Arguably the biggest challenge to improving mental toughness and reaching our full human potential is overcoming the fear of failure. When we allow fear and self-doubt to steal from our confidence, we begin second-guessing our talents and abilities, and experience more anxiety as a result. In fact, in worst-case scenarios we even use cautious, worrisome self talk that includes things like “don’t fail” and “what happens if I play poorly today?” Ironically, when we turn our attention away from what we should be doing (focusing on the next play) toward what we do not want to happen (i.e. “don’t mess up!”), we often end up doing just that — messing up! Our best chances for success occur when we tamp down our fears and insecurities, allowing us to direct all energy toward the task at-hand. The reality is you have to be willing to fail in order to succeed.
Fear is our biggest opponent
While you might think that the opponent is the biggest obstacle when you go out to compete, in reality it is your own thinking that limits your chances for success. The reality is that anything can happen in sports, and we have witnessed countless major upsets in our lifetime that we originally thought were never possible (the 1980 US hockey team provides an example that seemingly anything is possible). Before any of these great upsets ever happened, the underdog player/team had to have an unwavering belief that they could win on that day. This type of confident, positive thinking has to occur before you can beat a talented opponent, providing evidence of the power of belief and the importance of minimizing the fear of failure.
Former Major League great Don Mattingly, while talking about his baseball success, cited the fact that he didn’t play with fear that caused him anxiety and distress, thereby allowing him to simply have fun and play his best:
“I played youth sports without any fear of criticism other than the coach maybe telling you something but you didn’t fear that because when I went home it was dinner and on to my brother’s activity or whatever,” Mattingly said. “There was no cutting the game up when I was 10, 11 or 12 years old. We played, we went home and we moved on.”
“That lack of fear of screwing up allows you to just grow and get better. To take chances. Not be afraid to make a mistake. Just work, learn from it and move on.”
How can you think about failing when parents and coaches create sport opportunities filled with fun, instruction, and positive growth? The answer is it is almost impossible to overly-worry in situations like this, putting us all on alert to the importance of supporting kids through healthy sport development.

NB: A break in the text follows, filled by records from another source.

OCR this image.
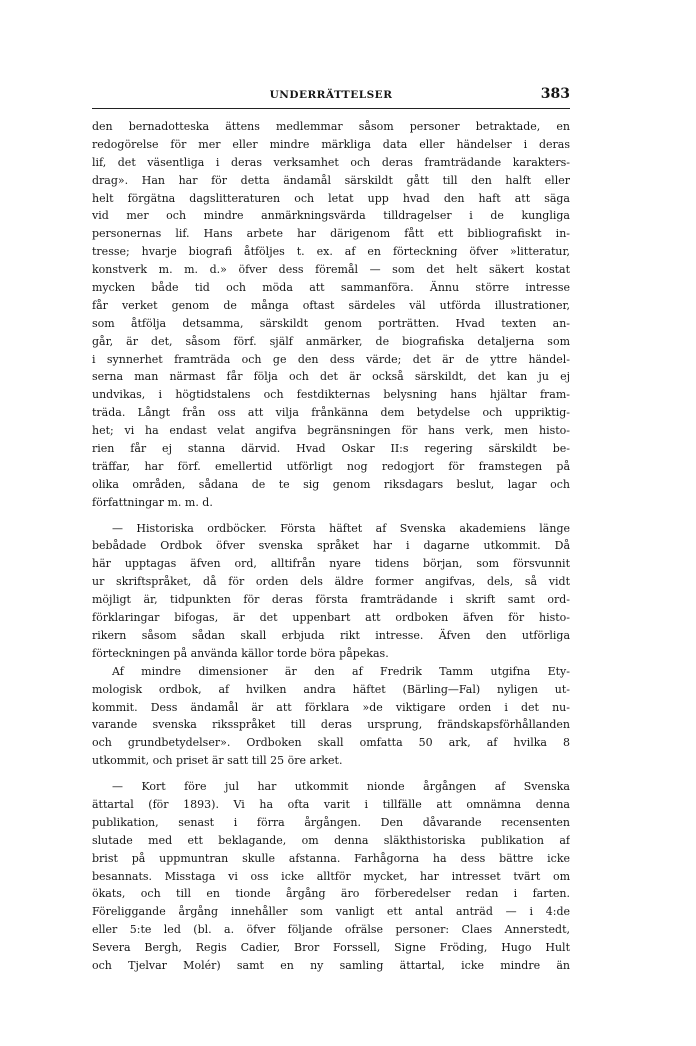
UNDERRÄTTELSER	383
den bernadotteska ättens medlemmar såsom personer betraktade, en
redogörelse för mer eller mindre märkliga data eller händelser i deras
lif, det väsentliga i deras verksamhet och deras framträdande karakters-
drag». Han har för detta ändamål särskildt gått till den halft eller
helt förgätna dagslitteraturen och letat upp hvad den haft att säga
vid mer och mindre anmärkningsvärda tilldragelser i de kungliga
personernas lif. Hans arbete har därigenom fått ett bibliografiskt in-
tresse; hvarje biografi åtföljes t. ex. af en förteckning öfver »litteratur,
konstverk m. m. d.» öfver dess föremål — som det helt säkert kostat
mycken både tid och möda att sammanföra. Ännu större intresse
får verket genom de många oftast särdeles väl utförda illustrationer,
som åtfölja detsamma, särskildt genom porträtten. Hvad texten an-
går, är det, såsom förf. själf anmärker, de biografiska detaljerna som
i synnerhet framträda och ge den dess värde; det är de yttre händel-
serna man närmast får följa och det är också särskildt, det kan ju ej
undvikas, i högtidstalens och festdikternas belysning hans hjältar fram-
träda. Långt från oss att vilja frånkänna dem betydelse och uppriktig-
het; vi ha endast velat angifva begränsningen för hans verk, men histo-
rien får ej stanna därvid. Hvad Oskar II:s regering särskildt be-
träffar, har förf. emellertid utförligt nog redogjort för framstegen på
olika områden, sådana de te sig genom riksdagars beslut, lagar och
författningar m. m. d.
— Historiska ordböcker. Första häftet af Svenska akademiens länge
bebådade Ordbok öfver svenska språket har i dagarne utkommit. Då
här upptagas äfven ord, alltifrån nyare tidens början, som försvunnit
ur skriftspråket, då för orden dels äldre former angifvas, dels, så vidt
möjligt är, tidpunkten för deras första framträdande i skrift samt ord-
förklaringar bifogas, är det uppenbart att ordboken äfven för histo-
rikern såsom sådan skall erbjuda rikt intresse. Äfven den utförliga
förteckningen på använda källor torde böra påpekas.
Af mindre dimensioner är den af Fredrik Tamm utgifna Ety-
mologisk ordbok, af hvilken andra häftet (Bärling—Fal) nyligen ut-
kommit. Dess ändamål är att förklara »de viktigare orden i det nu-
varande svenska riksspråket till deras ursprung, frändskapsförhållanden
och grundbetydelser». Ordboken skall omfatta 50 ark, af hvilka 8
utkommit, och priset är satt till 25 öre arket.
— Kort före jul har utkommit nionde årgången af Svenska
ättartal (för 1893). Vi ha ofta varit i tillfälle att omnämna denna
publikation, senast i förra årgången. Den dåvarande recensenten
slutade med ett beklagande, om denna släkthistoriska publikation af
brist på uppmuntran skulle afstanna. Farhågorna ha dess bättre icke
besannats. Misstaga vi oss icke alltför mycket, har intresset tvärt om
ökats, och till en tionde årgång äro förberedelser redan i farten.
Föreliggande årgång innehåller som vanligt ett antal anträd — i 4:de
eller 5:te led (bl. a. öfver följande ofrälse personer: Claes Annerstedt,
Severa Bergh, Regis Cadier, Bror Forssell, Signe Fröding, Hugo Hult
och Tjelvar Molér) samt en ny samling ättartal, icke mindre än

When we worry about failing, it divides our attention, sets off a panic response in our body, and distorts our thinking — all characteristics commonly found with athletes (and people) performing below what they are capable of achieving. Instead, take time out to think through your fears and determine if they are really things you should be worried about (i.e. getting injured), or more ego-related (what will others think if I fail?). From there, make a determination that if fun and success are things you want to enjoy in the future, then develop ways to help you stay positive, have fun, and turn all of your attention toward the only thing that matters in sports: the next play.